Garvey was convicted in the U.S. in 1923 of mail fraud. His sentence was commuted in 1927, but he was deported back to Jamaica. Since then, supporters have sought his exoneration because, they say, his trial was racially motivated. FBI documents all but acknowledge that.
“It was a political witch hunt with absolutely no evidence,” says Garvey’s son, Dr. Julius Garvey, a vascular surgeon on Long Island, New York.
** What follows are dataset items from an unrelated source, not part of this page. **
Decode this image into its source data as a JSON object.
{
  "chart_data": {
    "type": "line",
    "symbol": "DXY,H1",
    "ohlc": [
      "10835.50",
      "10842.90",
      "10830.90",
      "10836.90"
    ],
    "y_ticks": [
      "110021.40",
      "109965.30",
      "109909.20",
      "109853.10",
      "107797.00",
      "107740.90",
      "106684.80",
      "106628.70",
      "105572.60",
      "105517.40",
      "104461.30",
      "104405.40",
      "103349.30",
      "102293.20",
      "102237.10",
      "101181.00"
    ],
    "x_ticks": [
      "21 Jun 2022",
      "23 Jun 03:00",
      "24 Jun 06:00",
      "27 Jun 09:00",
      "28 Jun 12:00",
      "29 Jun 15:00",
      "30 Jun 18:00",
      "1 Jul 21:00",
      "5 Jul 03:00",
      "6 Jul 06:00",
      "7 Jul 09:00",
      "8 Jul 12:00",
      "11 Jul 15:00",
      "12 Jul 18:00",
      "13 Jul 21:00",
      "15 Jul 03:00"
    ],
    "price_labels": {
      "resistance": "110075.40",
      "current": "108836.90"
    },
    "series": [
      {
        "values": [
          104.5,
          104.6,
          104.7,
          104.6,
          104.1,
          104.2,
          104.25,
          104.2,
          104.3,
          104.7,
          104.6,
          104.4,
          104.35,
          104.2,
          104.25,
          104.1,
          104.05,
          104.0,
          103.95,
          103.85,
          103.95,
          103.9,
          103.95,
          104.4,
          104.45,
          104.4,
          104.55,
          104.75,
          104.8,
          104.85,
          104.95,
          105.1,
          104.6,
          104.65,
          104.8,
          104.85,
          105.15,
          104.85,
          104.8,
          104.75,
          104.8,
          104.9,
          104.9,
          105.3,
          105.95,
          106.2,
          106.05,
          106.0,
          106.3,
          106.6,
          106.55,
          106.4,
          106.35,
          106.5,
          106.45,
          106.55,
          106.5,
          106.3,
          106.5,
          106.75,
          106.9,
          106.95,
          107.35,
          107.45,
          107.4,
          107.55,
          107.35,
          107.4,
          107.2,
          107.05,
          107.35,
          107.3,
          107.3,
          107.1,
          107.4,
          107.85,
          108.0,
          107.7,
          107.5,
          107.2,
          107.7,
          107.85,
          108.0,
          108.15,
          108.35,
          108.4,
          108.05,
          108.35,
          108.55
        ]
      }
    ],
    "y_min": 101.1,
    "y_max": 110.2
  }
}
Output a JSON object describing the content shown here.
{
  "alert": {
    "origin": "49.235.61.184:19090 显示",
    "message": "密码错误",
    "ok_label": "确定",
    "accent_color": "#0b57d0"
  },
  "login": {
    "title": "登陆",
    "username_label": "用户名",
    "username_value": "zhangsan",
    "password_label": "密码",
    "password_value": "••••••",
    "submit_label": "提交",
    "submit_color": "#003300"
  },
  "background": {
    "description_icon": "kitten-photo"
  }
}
“He’s still being stained in the United States, so it’s important to clear that from his name. It’s a slur that needs to be removed.”
This month, Julius Garvey donated his father’s Jamaican National Hero medal to a museum in Kingston. Jamaica, in fact, chose Marcus Garvey as its first National Hero after the country won independence from Britain in 1962.
Marcus Garvey wasn’t the first Black civil rights leader, but he arguably was the first to focus on Black pride and self-reliance. The organizations he founded in the early 20th century, such as the African Communities League, crusaded for everything from Black entrepreneurship to the pan-African struggle against colonial rule.